Work-related asthma is the most common lung disease seen in occupational health clinics in the United States based on data from the Association of Occupational and Environmental Clinics for 1991-1996. Work-related asthma includes both new onset asthma initiated by workplace exposures and pre-existing asthma exacerbated by workplace environments, in both types of cases repeated exposure to asthmatic agents can lead to chronic pulmonary impairment. The 1985 American Thoracic Society statement “What Constitutes an Adverse Health Effect of Air Pollution” identified exacerbation of asthma as one of the serious effects of environmental air pollution. While anecdotal evidence suggests that as many as one-half of work-related asthma patients treated in occupational medicine clinics had pre-existing asthma that was exacerbated by workplace conditions, there are few data from studies in the United States to support this claim.
Three years ago, NIOSH requested approval from OMB to conduct a three phase study. In Phase 1 (Baseline Study), a telephone interview was conducted to address three specific aims: (1) To determine the frequency of workplace exacerbation of asthma (WEA); (2) to determine the circumstances at work associated with exacerbation of asthma; and (3) to determine the social and economic costs associated with workplace exacerbation of asthma. To date, the Baseline Study telephone interviews have been completed for a total of 615 participants. Also, patient care records have been obtained in order to ascertain cost of care for asthma for each participant (Specific Aim 3).
Phase 2 (Validation Phase) is being conducted with a subset of respondents from the Baseline Study. Employed respondents with and without workplace exacerbation are being asked to conduct serial spirometry with a portable device. These findings will serve as the “gold standard” to determine the sensitivity and specificity of a self-report of workplace exacerbation of asthma (Specific Aim #4). As part of the serial testing, respondents complete a diary and final brief telephone interview at the end of the serial testing. Data collection for Phase 2 continues. The Paperwork Reduction Act does not apply to Phase 2 of the study.
In Phase 3 (Follow-up Study), all respondents from the Baseline Study will be asked to complete a follow-up telephone interview approximately two years later to investigate whether workplace exacerbation at baseline predicts an increase in asthma severity (Specific Aim #5). We anticipate that interviewing for Phase 3 will continue through August, 2004.
The data collected in this study will be used to further understand the frequency of workplace-exacerbated asthma, the social and economic impacts of this problem, and the implication of self-reporting WEA for subsequent asthma severity. This information can be used to prioritize resources for addressing this problem. The data collected in this study will also identify which jobs and exposures are likely to exacerbate existing asthma, thus providing guidance on where to focus preventive efforts. Collected data on the validity of self-reporting WEA will be useful to both clinicians and researchers who attempt to treat or study individuals with this problem. The annualized burden for this data collection is 214 hours.

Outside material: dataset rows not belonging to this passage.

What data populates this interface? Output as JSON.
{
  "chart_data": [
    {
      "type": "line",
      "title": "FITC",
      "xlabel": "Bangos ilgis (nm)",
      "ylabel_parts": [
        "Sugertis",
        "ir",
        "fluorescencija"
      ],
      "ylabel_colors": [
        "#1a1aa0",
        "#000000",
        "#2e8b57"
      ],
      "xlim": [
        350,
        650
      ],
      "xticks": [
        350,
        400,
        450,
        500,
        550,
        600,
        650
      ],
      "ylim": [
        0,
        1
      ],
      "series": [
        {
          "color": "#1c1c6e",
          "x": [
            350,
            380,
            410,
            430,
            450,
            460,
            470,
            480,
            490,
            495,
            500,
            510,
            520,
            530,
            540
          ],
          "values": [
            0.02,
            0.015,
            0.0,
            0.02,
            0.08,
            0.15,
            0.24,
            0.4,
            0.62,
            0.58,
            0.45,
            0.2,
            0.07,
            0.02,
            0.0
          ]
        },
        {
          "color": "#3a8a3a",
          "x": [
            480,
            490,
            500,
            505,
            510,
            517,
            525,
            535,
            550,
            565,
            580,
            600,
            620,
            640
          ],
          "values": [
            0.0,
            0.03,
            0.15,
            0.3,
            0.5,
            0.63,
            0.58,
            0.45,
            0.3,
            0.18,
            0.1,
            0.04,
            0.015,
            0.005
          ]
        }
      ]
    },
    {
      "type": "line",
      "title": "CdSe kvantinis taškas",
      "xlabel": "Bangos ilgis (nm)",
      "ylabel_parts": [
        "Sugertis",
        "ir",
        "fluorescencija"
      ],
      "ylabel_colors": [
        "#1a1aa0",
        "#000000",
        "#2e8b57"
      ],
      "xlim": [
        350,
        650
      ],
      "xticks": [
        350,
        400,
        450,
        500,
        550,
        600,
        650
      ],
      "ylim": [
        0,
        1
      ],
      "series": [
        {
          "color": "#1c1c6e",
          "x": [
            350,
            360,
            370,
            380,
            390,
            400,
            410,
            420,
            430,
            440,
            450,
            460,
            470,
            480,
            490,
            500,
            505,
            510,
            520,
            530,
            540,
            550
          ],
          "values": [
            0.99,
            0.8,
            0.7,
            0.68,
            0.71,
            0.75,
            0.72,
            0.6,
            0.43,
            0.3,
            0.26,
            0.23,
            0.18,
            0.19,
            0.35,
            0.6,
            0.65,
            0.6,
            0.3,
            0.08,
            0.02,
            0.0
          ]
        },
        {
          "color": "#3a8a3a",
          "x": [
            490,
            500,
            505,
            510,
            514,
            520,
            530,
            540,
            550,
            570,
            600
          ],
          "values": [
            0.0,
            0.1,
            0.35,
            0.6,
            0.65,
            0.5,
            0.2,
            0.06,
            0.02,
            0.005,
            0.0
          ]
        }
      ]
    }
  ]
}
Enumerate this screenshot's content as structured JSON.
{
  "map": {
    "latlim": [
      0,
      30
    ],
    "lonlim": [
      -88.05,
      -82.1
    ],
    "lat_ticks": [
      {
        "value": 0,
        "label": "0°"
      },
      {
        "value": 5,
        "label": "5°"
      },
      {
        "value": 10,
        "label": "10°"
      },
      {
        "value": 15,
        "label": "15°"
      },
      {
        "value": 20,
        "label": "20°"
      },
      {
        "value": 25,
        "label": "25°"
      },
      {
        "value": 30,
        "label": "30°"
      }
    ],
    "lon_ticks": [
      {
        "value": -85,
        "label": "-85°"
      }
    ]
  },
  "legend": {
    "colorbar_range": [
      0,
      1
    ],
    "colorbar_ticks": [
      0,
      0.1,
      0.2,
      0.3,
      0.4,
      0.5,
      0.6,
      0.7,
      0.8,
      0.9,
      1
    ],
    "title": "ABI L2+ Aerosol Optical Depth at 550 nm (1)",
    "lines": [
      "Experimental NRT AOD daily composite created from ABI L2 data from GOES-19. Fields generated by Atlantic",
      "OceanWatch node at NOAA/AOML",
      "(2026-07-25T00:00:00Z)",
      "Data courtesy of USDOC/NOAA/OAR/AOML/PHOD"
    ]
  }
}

|Respondents||Number of respondents||Number of responses per respondent||Average Burden per Response (in hours)|
|Validation Study *||(200)||(1)||(7.5)|
|Follow-up Study: Attempt to conduct an interview||465||1||5/60|
|Follow-up Study: Completed interviews||349||1||30/60|
|* The Paperwork Reduction Act does not apply to the Validation Study.|
Dated: December 11, 2003.
Director, Management Analysis and Services Office, Centers for Disease Control and Prevention.